Schwerwiegende unerwünschte Ereignisse wie eine Thrombose traten nicht auf.

Ausblick

Zurzeit läuft die einarmigen Studie ANNEXA-4, in der untersucht werden soll, ob Andexanet tatsächlich klinische Blutungen stoppen kann.
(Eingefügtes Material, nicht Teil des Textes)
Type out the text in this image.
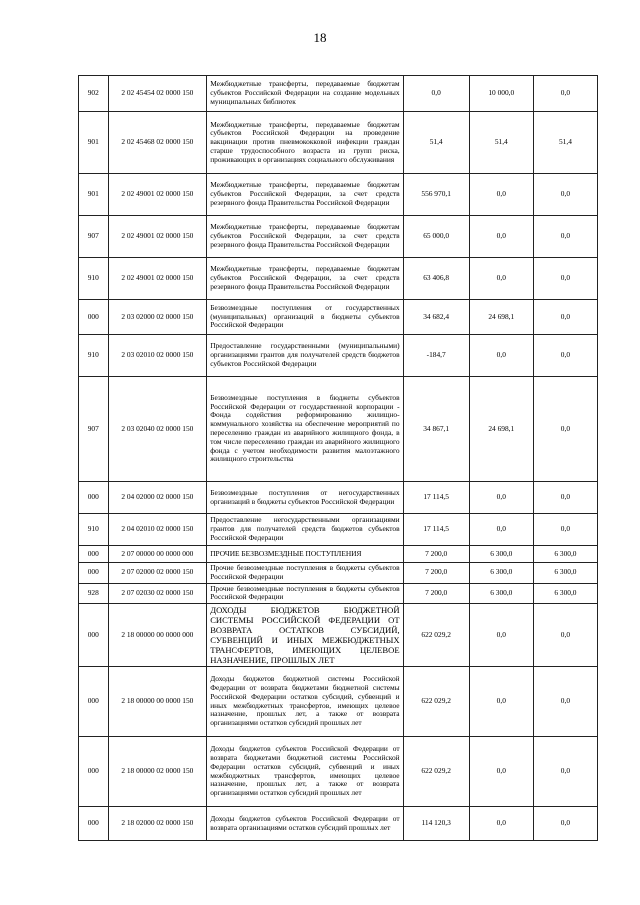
18
902	2 02 45454 02 0000 150	Межбюджетные трансферты, передаваемые бюджетам субъектов Российской Федерации на создание модельных муниципальных библиотек	0,0	10 000,0	0,0
901	2 02 45468 02 0000 150	Межбюджетные трансферты, передаваемые бюджетам субъектов Российской Федерации на проведение вакцинации против пневмококковой инфекции граждан старше трудоспособного возраста из групп риска, проживающих в организациях социального обслуживания	51,4	51,4	51,4
901	2 02 49001 02 0000 150	Межбюджетные трансферты, передаваемые бюджетам субъектов Российской Федерации, за счет средств резервного фонда Правительства Российской Федерации	556 970,1	0,0	0,0
907	2 02 49001 02 0000 150	Межбюджетные трансферты, передаваемые бюджетам субъектов Российской Федерации, за счет средств резервного фонда Правительства Российской Федерации	65 000,0	0,0	0,0
910	2 02 49001 02 0000 150	Межбюджетные трансферты, передаваемые бюджетам субъектов Российской Федерации, за счет средств резервного фонда Правительства Российской Федерации	63 406,8	0,0	0,0
000	2 03 02000 02 0000 150	Безвозмездные поступления от государственных (муниципальных) организаций в бюджеты субъектов Российской Федерации	34 682,4	24 698,1	0,0
910	2 03 02010 02 0000 150	Предоставление государственными (муниципальными) организациями грантов для получателей средств бюджетов субъектов Российской Федерации	-184,7	0,0	0,0
907	2 03 02040 02 0000 150	Безвозмездные поступления в бюджеты субъектов Российской Федерации от государственной корпорации - Фонда содействия реформированию жилищно-коммунального хозяйства на обеспечение мероприятий по переселению граждан из аварийного жилищного фонда, в том числе переселению граждан из аварийного жилищного фонда с учетом необходимости развития малоэтажного жилищного строительства	34 867,1	24 698,1	0,0
000	2 04 02000 02 0000 150	Безвозмездные поступления от негосударственных организаций в бюджеты субъектов Российской Федерации	17 114,5	0,0	0,0
910	2 04 02010 02 0000 150	Предоставление негосударственными организациями грантов для получателей средств бюджетов субъектов Российской Федерации	17 114,5	0,0	0,0
000	2 07 00000 00 0000 000	ПРОЧИЕ БЕЗВОЗМЕЗДНЫЕ ПОСТУПЛЕНИЯ	7 200,0	6 300,0	6 300,0
000	2 07 02000 02 0000 150	Прочие безвозмездные поступления в бюджеты субъектов Российской Федерации	7 200,0	6 300,0	6 300,0
928	2 07 02030 02 0000 150	Прочие безвозмездные поступления в бюджеты субъектов Российской Федерации	7 200,0	6 300,0	6 300,0
000	2 18 00000 00 0000 000	ДОХОДЫ БЮДЖЕТОВ БЮДЖЕТНОЙ СИСТЕМЫ РОССИЙСКОЙ ФЕДЕРАЦИИ ОТ ВОЗВРАТА ОСТАТКОВ СУБСИДИЙ, СУБВЕНЦИЙ И ИНЫХ МЕЖБЮДЖЕТНЫХ ТРАНСФЕРТОВ, ИМЕЮЩИХ ЦЕЛЕВОЕ НАЗНАЧЕНИЕ, ПРОШЛЫХ ЛЕТ	622 029,2	0,0	0,0
000	2 18 00000 00 0000 150	Доходы бюджетов бюджетной системы Российской Федерации от возврата бюджетами бюджетной системы Российской Федерации остатков субсидий, субвенций и иных межбюджетных трансфертов, имеющих целевое назначение, прошлых лет, а также от возврата организациями остатков субсидий прошлых лет	622 029,2	0,0	0,0
000	2 18 00000 02 0000 150	Доходы бюджетов субъектов Российской Федерации от возврата бюджетами бюджетной системы Российской Федерации остатков субсидий, субвенций и иных межбюджетных трансфертов, имеющих целевое назначение, прошлых лет, а также от возврата организациями остатков субсидий прошлых лет	622 029,2	0,0	0,0
000	2 18 02000 02 0000 150	Доходы бюджетов субъектов Российской Федерации от возврата организациями остатков субсидий прошлых лет	114 120,3	0,0	0,0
In diese Studie eingeschlossen werden Patienten mit einer akuten Blutung unter Therapie mit den direkten Faktor-Xa-Inhibitoren Apixaban, Rivaroxaban, Edoxaban oder dem indirekten Faktor-Xa-Inhibitor und niedermolekularen Heparin Enoxaparin.

Literatur

1. Ymer HM, et al. New oral anticoagulants: their advantages and disadvantages compared with vitamin K antagonists in the prevention and treatment of patients with thromboembolic events. Ther Clin Risk Manag 2015;11:967–77; online unter www.ncbi.nlm.nih.gov/pmc/articles/PMC4485791/ (Zugriff am 11.02.2016).

2. Pollack CV, et al. Idarucizumab for dabigatran reversal. N Engl J Med 2015;373:511–20.

3. Siegal DM, et al. Andexanet alfa for the reversal of factor Xa inhibitor activity. N Engl J Med 2015;373:2413–24.